Part Three covers other plants that might play a role in a nonstop garden: bulbs, annuals and tropicals, edible plants, and vines. Chapter 5 is devoted to early-blooming and long-blooming bulbs, such as allium, crocus, and snowdrops. Chapter 6 discusses annuals and tropicals that can extend a garden’s season with fantastic foliage and blossoms. Tropicals in particular can add bold color and structure to a nonstop garden. Dramatic plants like elephant’s ear and angel’s trumpet are standouts, as are less common plants with stunning foliage, such as variegated tapioca. Chapter 7 delves into vegetables and herbs that are ornamental as well as edible and/or aromatic. These include chives, lavender, basil, thyme, kale, and nasturtiums, among others. Vines with long blooming seasons and/or appealing foliage are discussed in Chapter 8. These include trumpet vine, clematis, honeysuckle, climbing roses, wisteria, and more.
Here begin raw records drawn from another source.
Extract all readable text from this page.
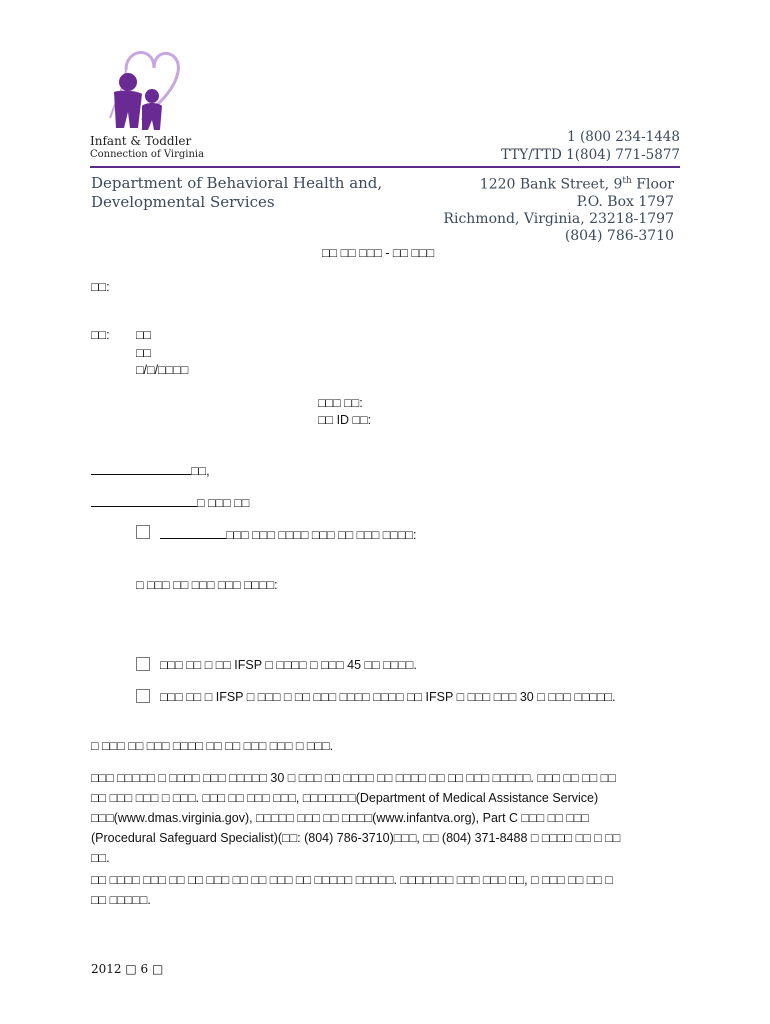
Infant & Toddler
Connection of Virginia
1 (800 234-1448
TTY/TTD 1(804) 771-5877
Department of Behavioral Health and,
Developmental Services
1220 Bank Street, 9th Floor
P.O. Box 1797
Richmond, Virginia, 23218-1797
(804) 786-3710
□□ □□ □□□ - □□ □□□
□□:
□□: □□
□□
□/□/□□□□
□□□ □□:
□□ ID □□:
□□,
□ □□□ □□
□□□ □□□ □□□□ □□□ □□ □□□ □□□□:
□ □□□ □□ □□□ □□□ □□□□:
□□□ □□ □ □□ IFSP □ □□□□ □ □□□ 45 □□ □□□□.
□□□ □□ □ IFSP □ □□□ □ □□ □□□ □□□□ □□□□ □□ IFSP □ □□□ □□□ 30 □ □□□ □□□□□.
□ □□□ □□ □□□ □□□□ □□ □□ □□□ □□□ □ □□□.
□□□ □□□□□ □ □□□□ □□□ □□□□□ 30 □ □□□ □□ □□□□ □□ □□□□ □□ □□ □□□ □□□□□. □□□ □□ □□ □□
□□ □□□ □□□ □ □□□. □□□ □□ □□□ □□□, □□□□□□□(Department of Medical Assistance Service)
□□□(www.dmas.virginia.gov), □□□□□ □□□ □□ □□□□(www.infantva.org), Part C □□□ □□ □□□
(Procedural Safeguard Specialist)(□□: (804) 786-3710)□□□, □□ (804) 371-8488 □ □□□□ □□ □ □□
□□.
□□ □□□□ □□□ □□ □□ □□□ □□ □□ □□□ □□ □□□□□ □□□□□. □□□□□□□ □□□ □□□ □□, □ □□□ □□ □□ □
□□ □□□□□.
2012 □ 6 □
Part Four discusses other components of a garden with year-round interest, including garden ornaments, containers, and structures. In Chapter 9, various approaches to decorating a garden with garden ornaments are discussed. These range from the kitschy, like garden gnomes, to the artistic, like custom sculptures. Chapter 10 is devoted to container gardening. Strategically placed containers can extend the life of a garden and add structure and form to a garden design. Garden structures are covered in Chapter 11. These range from large plant supports to walkways and patios. The authors’ approach to maintaining seasonal interest and long-lasting visual appeal is summarized in Chapter 12.
There are some handy charts and tables at the back of The Nonstop Garden, as well as a glossary of terms. These include a chart that tracks the peak performance of various types of plants, a list of invasive plants, metric conversion tables, and a chart of hardiness zones. The chart of peak performance also notes whether the plants have notable fruit or seed heads or long-lasting foliage.
The Nonstop Garden is a handy resource for those of us who want to get the most out of our gardens. The authors’ emphasis on plant diversity and its role in garden design is combined with a down-to-earth approach to understanding the domestic landscape. That combination makes this book a pleasure to read.
Andrea Kingston, RCGC library volunteer, January 2012.